Why Bare React Native

  • +Direct access to native iOS and Android projects provides maximum flexibility for custom Swift, Kotlin, and Objective C code
  • +No platform dependency for builds, your existing CI/CD pipeline handles compilation and signing without a subscription
  • +The established approach for brownfield integration, adding React Native to existing native applications
  • +Full control over every aspect of the native project, including build settings, entitlements, and SDK configurations
  • +No build queue wait times since everything compiles locally or on your own infrastructure

The Verdict

Our Honest Take

Start with Expo for any new React Native project.

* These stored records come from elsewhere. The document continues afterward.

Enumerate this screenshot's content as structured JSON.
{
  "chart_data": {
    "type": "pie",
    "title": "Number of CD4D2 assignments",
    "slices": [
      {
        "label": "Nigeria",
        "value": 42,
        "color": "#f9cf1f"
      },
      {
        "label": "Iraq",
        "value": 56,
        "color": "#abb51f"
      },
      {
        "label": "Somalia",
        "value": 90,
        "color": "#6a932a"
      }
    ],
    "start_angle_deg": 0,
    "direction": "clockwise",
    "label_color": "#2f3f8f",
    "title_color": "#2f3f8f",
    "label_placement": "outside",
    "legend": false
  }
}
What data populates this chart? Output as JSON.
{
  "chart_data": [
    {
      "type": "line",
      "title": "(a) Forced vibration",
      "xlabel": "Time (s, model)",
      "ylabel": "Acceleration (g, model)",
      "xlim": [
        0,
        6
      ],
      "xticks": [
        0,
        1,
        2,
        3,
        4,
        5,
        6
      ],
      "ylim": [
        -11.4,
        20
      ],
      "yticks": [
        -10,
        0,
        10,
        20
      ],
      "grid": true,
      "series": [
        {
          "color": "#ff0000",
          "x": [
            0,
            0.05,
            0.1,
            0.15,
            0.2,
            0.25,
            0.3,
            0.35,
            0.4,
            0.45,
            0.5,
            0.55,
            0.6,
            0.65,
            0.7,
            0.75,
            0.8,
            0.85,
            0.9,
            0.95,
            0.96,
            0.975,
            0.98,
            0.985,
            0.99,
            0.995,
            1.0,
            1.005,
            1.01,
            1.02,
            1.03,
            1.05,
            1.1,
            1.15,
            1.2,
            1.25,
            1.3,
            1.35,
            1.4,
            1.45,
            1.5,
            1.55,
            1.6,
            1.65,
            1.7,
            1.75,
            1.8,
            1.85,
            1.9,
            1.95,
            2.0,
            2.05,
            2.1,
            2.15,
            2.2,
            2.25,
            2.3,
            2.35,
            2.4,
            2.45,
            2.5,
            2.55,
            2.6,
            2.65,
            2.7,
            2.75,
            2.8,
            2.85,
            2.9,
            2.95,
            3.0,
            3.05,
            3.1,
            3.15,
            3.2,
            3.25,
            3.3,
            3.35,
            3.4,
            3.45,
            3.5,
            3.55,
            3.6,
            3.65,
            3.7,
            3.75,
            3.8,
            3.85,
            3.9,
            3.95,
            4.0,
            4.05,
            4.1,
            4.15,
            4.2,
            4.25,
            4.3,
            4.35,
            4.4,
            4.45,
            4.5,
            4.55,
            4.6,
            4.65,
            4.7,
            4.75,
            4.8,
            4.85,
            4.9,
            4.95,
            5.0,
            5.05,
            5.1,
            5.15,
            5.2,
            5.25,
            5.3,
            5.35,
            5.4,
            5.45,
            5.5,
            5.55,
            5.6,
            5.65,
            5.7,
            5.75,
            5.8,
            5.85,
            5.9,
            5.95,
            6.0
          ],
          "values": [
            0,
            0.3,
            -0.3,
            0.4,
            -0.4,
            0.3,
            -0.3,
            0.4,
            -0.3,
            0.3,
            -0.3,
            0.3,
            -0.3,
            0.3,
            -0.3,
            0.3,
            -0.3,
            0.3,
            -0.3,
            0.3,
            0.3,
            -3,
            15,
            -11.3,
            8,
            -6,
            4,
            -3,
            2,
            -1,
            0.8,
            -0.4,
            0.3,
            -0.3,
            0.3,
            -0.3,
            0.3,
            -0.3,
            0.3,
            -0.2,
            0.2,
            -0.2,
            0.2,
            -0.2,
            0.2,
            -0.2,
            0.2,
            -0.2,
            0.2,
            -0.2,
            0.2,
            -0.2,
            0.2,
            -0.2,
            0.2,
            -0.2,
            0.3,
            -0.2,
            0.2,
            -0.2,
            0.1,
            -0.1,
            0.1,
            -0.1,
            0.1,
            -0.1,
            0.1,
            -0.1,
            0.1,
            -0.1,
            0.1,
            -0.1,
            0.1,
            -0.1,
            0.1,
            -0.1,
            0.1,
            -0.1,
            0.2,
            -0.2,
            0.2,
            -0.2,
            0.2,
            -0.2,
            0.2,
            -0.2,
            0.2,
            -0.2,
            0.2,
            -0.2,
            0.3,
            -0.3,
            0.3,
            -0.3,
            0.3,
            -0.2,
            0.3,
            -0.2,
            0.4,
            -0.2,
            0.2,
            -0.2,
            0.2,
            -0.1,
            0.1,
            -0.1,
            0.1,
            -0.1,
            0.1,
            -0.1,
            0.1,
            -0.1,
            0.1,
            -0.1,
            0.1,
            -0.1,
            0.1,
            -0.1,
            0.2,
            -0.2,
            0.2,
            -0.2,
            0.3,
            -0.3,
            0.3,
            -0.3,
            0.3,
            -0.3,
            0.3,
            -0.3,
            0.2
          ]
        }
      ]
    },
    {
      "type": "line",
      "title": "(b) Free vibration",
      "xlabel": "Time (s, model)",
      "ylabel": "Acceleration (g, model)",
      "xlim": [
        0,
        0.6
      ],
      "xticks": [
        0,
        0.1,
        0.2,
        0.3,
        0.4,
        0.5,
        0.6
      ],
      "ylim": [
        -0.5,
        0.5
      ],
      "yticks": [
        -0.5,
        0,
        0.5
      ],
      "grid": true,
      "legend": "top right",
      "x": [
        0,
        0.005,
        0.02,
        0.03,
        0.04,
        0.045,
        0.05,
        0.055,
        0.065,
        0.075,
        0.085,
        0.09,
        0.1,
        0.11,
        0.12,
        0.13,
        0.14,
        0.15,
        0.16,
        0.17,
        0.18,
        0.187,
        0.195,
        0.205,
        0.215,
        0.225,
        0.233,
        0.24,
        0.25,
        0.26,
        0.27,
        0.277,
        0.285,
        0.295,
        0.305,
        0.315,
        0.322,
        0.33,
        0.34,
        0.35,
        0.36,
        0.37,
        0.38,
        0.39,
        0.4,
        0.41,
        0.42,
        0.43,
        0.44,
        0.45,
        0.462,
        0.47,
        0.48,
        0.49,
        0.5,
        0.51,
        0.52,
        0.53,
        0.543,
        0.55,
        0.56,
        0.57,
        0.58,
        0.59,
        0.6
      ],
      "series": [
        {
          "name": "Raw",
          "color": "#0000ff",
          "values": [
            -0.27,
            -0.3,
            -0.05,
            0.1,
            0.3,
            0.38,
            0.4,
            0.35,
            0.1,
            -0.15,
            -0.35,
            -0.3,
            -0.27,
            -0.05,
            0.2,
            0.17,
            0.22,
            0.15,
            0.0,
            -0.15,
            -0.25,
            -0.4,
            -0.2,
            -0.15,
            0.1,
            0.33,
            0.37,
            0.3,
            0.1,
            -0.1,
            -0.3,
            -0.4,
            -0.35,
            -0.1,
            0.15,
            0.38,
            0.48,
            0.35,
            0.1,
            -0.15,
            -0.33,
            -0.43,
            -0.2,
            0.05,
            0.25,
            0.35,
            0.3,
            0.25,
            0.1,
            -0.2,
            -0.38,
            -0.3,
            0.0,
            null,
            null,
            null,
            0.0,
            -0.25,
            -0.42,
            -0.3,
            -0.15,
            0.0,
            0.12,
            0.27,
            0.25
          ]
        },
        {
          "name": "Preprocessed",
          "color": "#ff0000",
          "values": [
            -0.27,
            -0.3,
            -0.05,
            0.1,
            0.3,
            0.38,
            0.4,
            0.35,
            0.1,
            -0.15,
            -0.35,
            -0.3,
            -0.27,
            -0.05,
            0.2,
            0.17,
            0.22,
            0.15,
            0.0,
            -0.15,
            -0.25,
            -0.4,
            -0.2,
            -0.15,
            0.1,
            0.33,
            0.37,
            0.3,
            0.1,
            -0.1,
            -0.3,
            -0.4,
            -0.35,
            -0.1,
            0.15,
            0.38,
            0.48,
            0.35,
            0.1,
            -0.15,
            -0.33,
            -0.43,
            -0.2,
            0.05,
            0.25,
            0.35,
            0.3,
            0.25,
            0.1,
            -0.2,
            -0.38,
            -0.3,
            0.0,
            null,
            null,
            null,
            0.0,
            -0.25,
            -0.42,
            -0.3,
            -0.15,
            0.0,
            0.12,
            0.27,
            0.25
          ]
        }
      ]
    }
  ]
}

The development speed, over the air updates, and cloud builds provide compounding advantages that grow over the project lifetime. Choose bare React Native only for brownfield integration into existing native apps, projects requiring deep custom native code that config plugins cannot handle, or teams with established mobile CI/CD infrastructure they prefer to keep. Even in bare projects, use Expo modules for the best maintained native module implementations available.